Le 10 avril 2014, la Commission brésilienne en charge des OGM, la CTNBio, a autorisé [4] (à 16 voix contre une [5]) le premier insecte transgénique à être disséminé dans l’environnement.

La dengue est une maladie qui touche un peu plus de 120 000 brésiliens chaque année [6] et pour laquelle il n’existe pour le moment ni vaccin [7] ni traitement. Cependant, cette maladie n’est pas toujours fatale, loin de là. La diminution des cas de dengue dans certaines régions montre qu’une lutte préventive est possible. Ainsi à la Réunion, île africaine sous dépendance française, la dengue a chuté drastiquement, sous l’influence de politique de santé publique et d’actions de lutte antivectorielle. En effet, le fait de supprimer tous les points d’eau stagnante à proximité des habitations permet de limiter la prolifération du moustique porteur du virus… D’autres part, l’OMS le souligne aussi : « la détection précoce et l’accès à des soins médicaux adaptés permettent de ramener les taux de mortalité en dessous de 1% » [8].

Cependant, d’autres stratégies ont été proposées et sont sur le point d’être commercialisées. Ainsi, Oxitec, une entreprise britannique en étroite relation avec Syngenta, propose des moustiques transgéniques stériles qui permettraient de « contrôler » la population des moustiques vecteurs. Des essais en champs ont été réalisé par Oxitec : 6000 moustiques GM lâchés en Malaisie en 2010 [9], trois millions de moustiques GM dans les îles Caïmans [10] et plusieurs essais au Brésil. Curieusement, les essais prévus en Floride (États-Unis) n’ont jamais eu lieu… Au Brésil, la première autorisation commerciale pour ces moustiques GM vient donc d’être accordée.

La CTNBio au Brésil, à la différence du Haut conseil sur les biotechnologies en France, ne se contente pas d’évaluer les demandes d’autorisation : elle est décisionnaire. Pour que cette autorisation soit effective, elle doit être publiée au Journal officiel et à l’instar du catalogue des variétés pour les plantes génétiquement modifiées, ce moustique GM doit être enregistré par l’Anvisa, l’agence nationale de surveillance sanitaire. Mais d’après Gabriel B. Fernandes, de l’AS-PTA, une ONG qui défend l’agriculture familiale au Brésil, cette agence ne peut qu’exécuter les décisions de la CTNBio.
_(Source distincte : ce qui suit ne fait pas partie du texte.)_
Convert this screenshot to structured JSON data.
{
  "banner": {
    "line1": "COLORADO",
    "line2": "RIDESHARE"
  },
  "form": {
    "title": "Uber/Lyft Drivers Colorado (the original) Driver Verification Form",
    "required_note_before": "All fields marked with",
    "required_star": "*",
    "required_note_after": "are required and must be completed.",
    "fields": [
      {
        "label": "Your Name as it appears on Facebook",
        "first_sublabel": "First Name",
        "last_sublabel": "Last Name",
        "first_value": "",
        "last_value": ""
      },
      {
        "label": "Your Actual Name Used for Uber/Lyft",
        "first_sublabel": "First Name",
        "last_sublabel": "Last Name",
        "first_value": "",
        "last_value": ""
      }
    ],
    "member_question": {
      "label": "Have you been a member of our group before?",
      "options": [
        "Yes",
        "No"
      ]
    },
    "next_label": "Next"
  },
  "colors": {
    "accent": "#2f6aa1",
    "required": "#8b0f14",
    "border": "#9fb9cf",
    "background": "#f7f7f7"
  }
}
Or, contre toute attente, le 12 avril 2016, l’Anvisa [11] a décidé de se saisir du dossier et d’évaluer « la sécurité et l’efficacité » de ce nouvel outil de la lutte anti-vectorielle. Ce n’est qu’au terme de cette évaluation que l’Anvisa décidera (ou non) d’autoriser commercialement ce moustique. Cependant, l’Anvisa a délivré à Oxitec une autorisation temporaire pour permettre à l’entreprise de réaliser d’autres lâchers « expérimentaux » de ces moustiques transgéniques.

L’Anvisa précise aussi, dans son communiqué de presse, qu’elle travaille actuellement à la mise en place d’un cadre règlementaire afin d’évaluer ce genre de « produits » [12].

La demande d’Oxitec avait été déposée en juillet 2013. L’entreprise Oxitec travaille sur ce projet en partenariat avec l’Université de São Paulo (USP) et l’organisation sociale Moscame. Une usine a déjà été mise en place dans la ville de Juazeiro (état de Bahia) laquelle a produit des milliers de moustiques transgéniques depuis 2011. Les moustiques sont donc prêts à être lâchés en nombre dans les provinces brésiliennes…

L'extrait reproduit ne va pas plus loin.